Много часов провел с профессором Макс. Он видел перед собой мудрого и убежденного человека и с упоением слушал его речи.
— Итак, — сказал профессор, когда было уже далеко за полночь и Макс стал собираться домой, — вы не переменили вашего решения?
— О, нет, напротив, — ответил Макс, — теперь, когда я познакомился с вами, профессор, мое решение сделалось для меня чем-то повелительным. Я хочу, чтоб это совершилось как можно скорей.

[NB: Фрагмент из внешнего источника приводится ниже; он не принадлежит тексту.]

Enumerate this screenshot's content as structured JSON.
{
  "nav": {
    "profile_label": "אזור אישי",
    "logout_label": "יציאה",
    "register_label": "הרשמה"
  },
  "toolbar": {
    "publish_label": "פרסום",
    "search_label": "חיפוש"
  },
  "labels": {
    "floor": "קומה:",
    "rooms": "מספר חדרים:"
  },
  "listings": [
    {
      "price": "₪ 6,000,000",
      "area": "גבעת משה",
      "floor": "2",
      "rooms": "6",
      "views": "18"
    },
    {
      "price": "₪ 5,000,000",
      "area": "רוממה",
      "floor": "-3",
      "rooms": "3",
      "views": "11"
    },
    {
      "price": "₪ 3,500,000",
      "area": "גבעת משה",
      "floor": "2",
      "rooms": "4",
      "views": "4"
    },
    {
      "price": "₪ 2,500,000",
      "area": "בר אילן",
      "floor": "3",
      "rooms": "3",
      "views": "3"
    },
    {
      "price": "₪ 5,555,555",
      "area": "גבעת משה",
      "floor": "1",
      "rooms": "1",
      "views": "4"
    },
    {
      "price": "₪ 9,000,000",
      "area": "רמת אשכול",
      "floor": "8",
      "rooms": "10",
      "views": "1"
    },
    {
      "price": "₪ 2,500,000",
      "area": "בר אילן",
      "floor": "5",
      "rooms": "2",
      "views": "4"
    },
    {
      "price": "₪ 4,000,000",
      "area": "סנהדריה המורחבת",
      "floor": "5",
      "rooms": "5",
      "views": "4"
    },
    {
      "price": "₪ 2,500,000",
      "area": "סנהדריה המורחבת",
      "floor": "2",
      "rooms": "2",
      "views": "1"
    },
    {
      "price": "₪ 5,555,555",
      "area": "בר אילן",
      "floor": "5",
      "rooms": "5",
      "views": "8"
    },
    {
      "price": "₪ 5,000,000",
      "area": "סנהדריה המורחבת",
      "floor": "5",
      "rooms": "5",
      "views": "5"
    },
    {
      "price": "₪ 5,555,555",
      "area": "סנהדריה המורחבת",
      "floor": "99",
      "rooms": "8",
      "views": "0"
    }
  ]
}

— Через три дня. Единственное условие: три дня вы должны питаться одним молоком; ваши пищеварительные органы должны быть совершенно свободны. На третий день вечером вы придете ко мне и через полчаса вы будете уже за пределами ощущений. А на следующий день в полдень к вам вернется, но уже в обновленном виде, жизнь.
Макс пожал руку профессора и ушел от него.
На следующий день он собрал своих друзей, тех самых, что присутствовали на пирушке, и сказал:
— Друзья мои, послезавтра вечером я переселяюсь в иной мир, доныне ведомый только некоторым счастливым экземплярам кроликов, черепах и обезьян, но неведомый ни одному человеку. Я первый из людей побываю в том мире. А на следующий день, ровно в полдень, приглашаю вас всех в квартиру профессора Редько, чтобы вы могли приветствовать меня по возвращении моем из того мира. А пока ваши языки связаны товарищеским словом.